Лиля закричала. Не от боли, а от того, что зубцы проткнули и заволокли кровавой пеленой маленькое беззащитное человеческое существо.
Умерла она второго февраля скоро после полуночи. Врач отлучился домой за ампулами, Алексей уснул на полу, подложив под голову свою сумку, а Лиля тихо ушла, оставив в руке у брата последний звонкий браслет. Прошла ровно неделя.
Весь восьмой день Алексей пролежал на опустевшей кровати сестры, то проваливаясь в полубредовый сон, то изучая снежную муть за окном.
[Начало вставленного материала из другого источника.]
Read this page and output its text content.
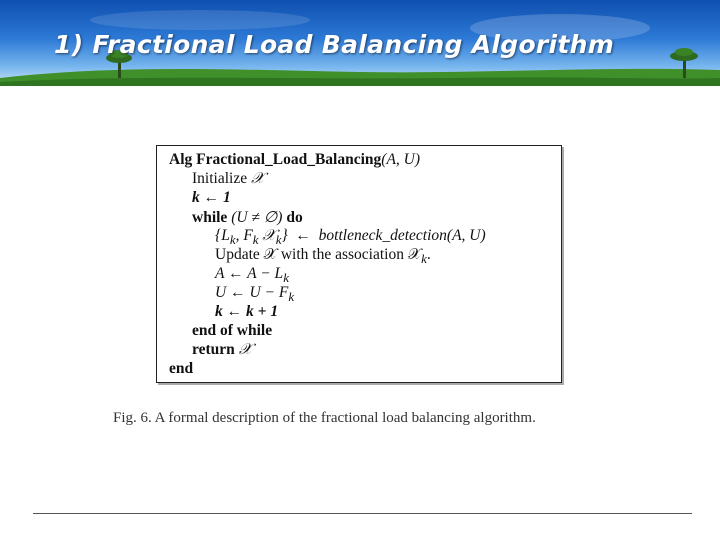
1) Fractional Load Balancing Algorithm
Alg Fractional_Load_Balancing(A, U)
Initialize 𝒳
k ← 1
while (U ≠ ∅) do
{$L_k$, $F_k$ 𝒳$_k$} ← bottleneck_detection(A, U)
Update 𝒳 with the association 𝒳$_k$.
A ← $A - L_k$
U ← $U - F_k$
k ← k + 1
end of while
return 𝒳
end
Fig. 6. A formal description of the fractional load balancing algorithm.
За всю зиму толком так и не случилось ни одной снежной вьюги, кроме как в этот день.
Игнат весь день читал книгу, иногда откладывая ее, чтобы повернуть голову и некоторое время, отдыхая, понаблюдать за Алексеем. Они никогда особенно не ладили, особенно с тех пор, как Игнат начал ухаживать за Лилей. Та не отвечала ему взаимностью, но дела этого не меняло. Скоро потеряв интерес к малоподвижной фигуре, парень снова вернулся к своей книге. Чтение шло туго, но он очень старался хоть чем-то себя занять на то время, что ему запретили подниматься с кровати.
К вечеру Алексей пришел в себя. Он перестал прислушиваться к голосам, доносившимся из-за плотно прикрытой двери общего зала, резко сел, посидел несколько мгновений, ожидая, когда перед глазами перестанут плыть черные пятна, поднялся и вышел. Игнат еще с минуту, наверное, смотрел ему в след поверх книги.
Все, как и обычно по вечерам, собрались в зале и что-то обсуждали. Алексей вошел почти неслышно, сел позади группы людей, явно увлеченной живыми разговорами. Дождавшись, пока беседа закончится, а комната постепенно опустеет, он подошел и сел рядом с высоким серьезным мужчиной, сидящим в кресле с пачкой сигарет и чашкой с чаем.
— Крестовский, а можно… я пойду, можно? — негромко поинтересовался Алексей, стараясь не смотреть в направлении мужчины, к которому обращался. Тот затянулся сигаретой и выдохнул густой сизый дым с терпким запахом.